Nel numero della scorsa settimana de L’Espresso è iniziata la mia collaborazione con la rubrica Non Solo Cyber. Naturalmente, un grazie va ad Alessandro per avermi chiesto di affiancare altri amici che già vi scrivono. Come di consueto, riporto di seguito il pezzo pubblicato, per le vostre considerazioni.

Quando si parla di digital divide il pensiero corre subito al tema delle infrastrutture che mancano, della banda larga che non c’è e che quando c’è è sempre troppo stretta, della nostra congenita incapacità di usare il computer ed internet. Ci si consola pensando che con le nuove generazioni il problema sarà superato. Magari la banda sarà sempre poca, ma i ragazzi oggi considerano normale conoscersi su internet, usano Facebook come se fosse il muretto sotto casa, hanno il dito perennemente in azione sui tasti del cellulare. Problema risolto. Questione archiviata.

C’è però un rischio che si nasconde dietro la convinzione che i giovani – i cosiddetti nativi digitali – siano “naturalmente” affini alle nuove tecnologie. Il rischio di non rendersi conto di come essi siano spesso vittime di un’altra – più sottile – forma di digital divide.  Un digital divide culturale, che crea un divario tra chi usa gli strumenti e chi sa anche cosa sta facendo, tra chi usa Facebook e chi sa che Facebook è un social network. Per capirci meglio: una differenza simile a quella che c’è tra chi sa usare la macchina da scrivere e chi sa scrivere un buon testo.
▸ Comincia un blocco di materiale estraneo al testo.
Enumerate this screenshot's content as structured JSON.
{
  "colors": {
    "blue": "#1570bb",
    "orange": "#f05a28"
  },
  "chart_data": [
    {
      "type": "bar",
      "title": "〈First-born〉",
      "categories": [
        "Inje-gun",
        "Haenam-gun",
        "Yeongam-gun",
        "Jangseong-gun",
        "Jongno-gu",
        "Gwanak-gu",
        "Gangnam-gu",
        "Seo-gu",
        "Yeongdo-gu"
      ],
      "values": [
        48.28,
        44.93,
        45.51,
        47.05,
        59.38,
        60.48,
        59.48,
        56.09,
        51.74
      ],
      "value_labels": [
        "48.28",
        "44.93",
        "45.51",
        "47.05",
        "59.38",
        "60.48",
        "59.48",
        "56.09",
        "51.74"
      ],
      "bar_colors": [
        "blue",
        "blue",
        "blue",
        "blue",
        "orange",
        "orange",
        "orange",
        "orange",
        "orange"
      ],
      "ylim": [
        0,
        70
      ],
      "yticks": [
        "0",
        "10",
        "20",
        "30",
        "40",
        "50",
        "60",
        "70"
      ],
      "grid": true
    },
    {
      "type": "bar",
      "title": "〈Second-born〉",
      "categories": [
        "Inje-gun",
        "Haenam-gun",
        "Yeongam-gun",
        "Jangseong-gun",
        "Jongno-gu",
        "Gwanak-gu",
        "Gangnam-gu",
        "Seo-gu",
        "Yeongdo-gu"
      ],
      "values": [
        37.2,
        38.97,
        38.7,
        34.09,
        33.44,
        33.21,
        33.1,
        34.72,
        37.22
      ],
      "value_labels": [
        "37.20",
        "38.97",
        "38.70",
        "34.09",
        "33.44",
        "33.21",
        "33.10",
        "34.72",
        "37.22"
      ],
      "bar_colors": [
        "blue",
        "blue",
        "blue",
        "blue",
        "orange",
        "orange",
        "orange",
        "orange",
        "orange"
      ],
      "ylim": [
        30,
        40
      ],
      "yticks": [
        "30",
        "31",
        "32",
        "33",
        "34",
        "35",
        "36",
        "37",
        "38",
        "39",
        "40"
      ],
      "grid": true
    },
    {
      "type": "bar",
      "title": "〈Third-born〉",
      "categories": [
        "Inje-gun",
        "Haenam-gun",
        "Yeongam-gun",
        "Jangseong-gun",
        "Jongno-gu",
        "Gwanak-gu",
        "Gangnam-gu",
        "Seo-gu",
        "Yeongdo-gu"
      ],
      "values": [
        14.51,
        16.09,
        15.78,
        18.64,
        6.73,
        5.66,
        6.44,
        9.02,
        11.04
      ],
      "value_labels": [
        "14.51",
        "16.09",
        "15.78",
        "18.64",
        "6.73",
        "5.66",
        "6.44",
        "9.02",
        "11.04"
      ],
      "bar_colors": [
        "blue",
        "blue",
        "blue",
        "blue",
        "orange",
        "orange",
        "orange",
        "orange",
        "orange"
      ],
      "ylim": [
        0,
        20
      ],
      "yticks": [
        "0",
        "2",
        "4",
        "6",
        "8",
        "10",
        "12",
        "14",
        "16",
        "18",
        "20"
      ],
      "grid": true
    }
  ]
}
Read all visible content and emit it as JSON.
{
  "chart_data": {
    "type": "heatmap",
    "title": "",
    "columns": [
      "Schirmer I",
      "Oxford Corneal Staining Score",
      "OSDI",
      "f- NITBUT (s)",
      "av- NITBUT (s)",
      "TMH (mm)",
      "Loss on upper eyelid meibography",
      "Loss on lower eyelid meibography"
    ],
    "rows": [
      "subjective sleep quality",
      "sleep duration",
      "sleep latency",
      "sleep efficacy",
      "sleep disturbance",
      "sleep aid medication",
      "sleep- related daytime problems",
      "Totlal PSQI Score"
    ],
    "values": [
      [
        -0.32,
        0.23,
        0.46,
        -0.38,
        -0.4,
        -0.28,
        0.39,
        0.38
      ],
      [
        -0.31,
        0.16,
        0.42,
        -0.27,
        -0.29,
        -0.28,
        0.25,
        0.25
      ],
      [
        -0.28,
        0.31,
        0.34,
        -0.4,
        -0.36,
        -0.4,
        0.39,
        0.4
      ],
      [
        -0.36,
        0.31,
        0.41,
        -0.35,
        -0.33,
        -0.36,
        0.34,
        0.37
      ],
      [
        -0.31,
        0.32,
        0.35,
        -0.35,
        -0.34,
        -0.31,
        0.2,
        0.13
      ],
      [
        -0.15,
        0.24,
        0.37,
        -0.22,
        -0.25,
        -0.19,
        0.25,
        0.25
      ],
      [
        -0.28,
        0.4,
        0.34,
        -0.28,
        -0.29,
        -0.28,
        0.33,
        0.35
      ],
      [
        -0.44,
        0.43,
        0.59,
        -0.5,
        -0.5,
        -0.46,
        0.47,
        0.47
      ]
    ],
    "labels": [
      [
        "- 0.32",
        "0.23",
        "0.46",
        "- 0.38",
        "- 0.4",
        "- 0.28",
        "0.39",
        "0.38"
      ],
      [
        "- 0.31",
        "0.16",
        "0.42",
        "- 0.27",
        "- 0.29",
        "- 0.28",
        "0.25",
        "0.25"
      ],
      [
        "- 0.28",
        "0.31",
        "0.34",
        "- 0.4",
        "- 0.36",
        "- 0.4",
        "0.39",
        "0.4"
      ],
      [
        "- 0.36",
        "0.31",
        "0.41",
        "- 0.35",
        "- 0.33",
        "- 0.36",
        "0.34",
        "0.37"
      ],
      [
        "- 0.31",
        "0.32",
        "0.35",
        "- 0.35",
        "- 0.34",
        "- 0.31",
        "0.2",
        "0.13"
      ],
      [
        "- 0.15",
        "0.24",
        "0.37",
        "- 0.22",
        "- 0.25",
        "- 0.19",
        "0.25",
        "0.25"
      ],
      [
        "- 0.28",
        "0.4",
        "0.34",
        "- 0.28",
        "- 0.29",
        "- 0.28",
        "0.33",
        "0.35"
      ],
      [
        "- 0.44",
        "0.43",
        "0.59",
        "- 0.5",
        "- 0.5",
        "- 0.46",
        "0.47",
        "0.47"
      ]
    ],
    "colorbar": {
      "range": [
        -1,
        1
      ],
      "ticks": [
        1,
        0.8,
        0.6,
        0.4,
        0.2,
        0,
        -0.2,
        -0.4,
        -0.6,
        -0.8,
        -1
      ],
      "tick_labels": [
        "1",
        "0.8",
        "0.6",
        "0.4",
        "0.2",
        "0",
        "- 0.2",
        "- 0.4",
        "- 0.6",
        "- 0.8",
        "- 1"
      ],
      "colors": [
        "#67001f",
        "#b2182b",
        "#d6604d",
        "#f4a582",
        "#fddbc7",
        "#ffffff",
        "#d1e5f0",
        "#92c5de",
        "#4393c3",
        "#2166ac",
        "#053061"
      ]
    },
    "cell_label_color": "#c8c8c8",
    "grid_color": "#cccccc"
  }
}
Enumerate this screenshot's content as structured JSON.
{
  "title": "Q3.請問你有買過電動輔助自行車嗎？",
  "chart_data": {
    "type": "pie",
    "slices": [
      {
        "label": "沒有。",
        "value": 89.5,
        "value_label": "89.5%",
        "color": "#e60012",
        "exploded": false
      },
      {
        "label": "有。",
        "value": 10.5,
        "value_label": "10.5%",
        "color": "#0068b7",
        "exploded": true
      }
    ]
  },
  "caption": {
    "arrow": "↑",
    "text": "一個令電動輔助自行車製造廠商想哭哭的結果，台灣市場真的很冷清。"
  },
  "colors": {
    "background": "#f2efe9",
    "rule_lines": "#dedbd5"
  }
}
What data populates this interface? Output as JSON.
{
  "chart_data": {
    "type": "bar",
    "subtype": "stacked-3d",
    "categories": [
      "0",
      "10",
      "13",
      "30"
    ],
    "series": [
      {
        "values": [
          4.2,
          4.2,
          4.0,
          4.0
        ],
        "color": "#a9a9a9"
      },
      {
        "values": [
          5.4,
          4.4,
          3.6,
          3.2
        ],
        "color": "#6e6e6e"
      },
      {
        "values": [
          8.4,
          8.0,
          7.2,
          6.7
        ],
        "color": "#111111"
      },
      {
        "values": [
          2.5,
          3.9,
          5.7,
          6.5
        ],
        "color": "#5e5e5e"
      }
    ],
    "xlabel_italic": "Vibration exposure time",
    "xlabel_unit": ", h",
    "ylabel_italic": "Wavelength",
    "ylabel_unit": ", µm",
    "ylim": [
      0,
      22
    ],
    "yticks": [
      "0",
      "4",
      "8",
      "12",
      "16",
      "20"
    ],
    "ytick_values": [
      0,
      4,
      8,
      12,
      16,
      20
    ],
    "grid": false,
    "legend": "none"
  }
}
Sostenere che i ragazzi che hanno affrontato l’esame di maturità conoscano i social network meglio dei loro insegnanti – indipendentemente dalla veridicità dell’affermazione – nasconde una inconsapevole delega di responsabilità nei confronti del problema del digital divide culturale. Tutto sta a capire se vogliamo una generazione di scrittori o di scrivani digitali.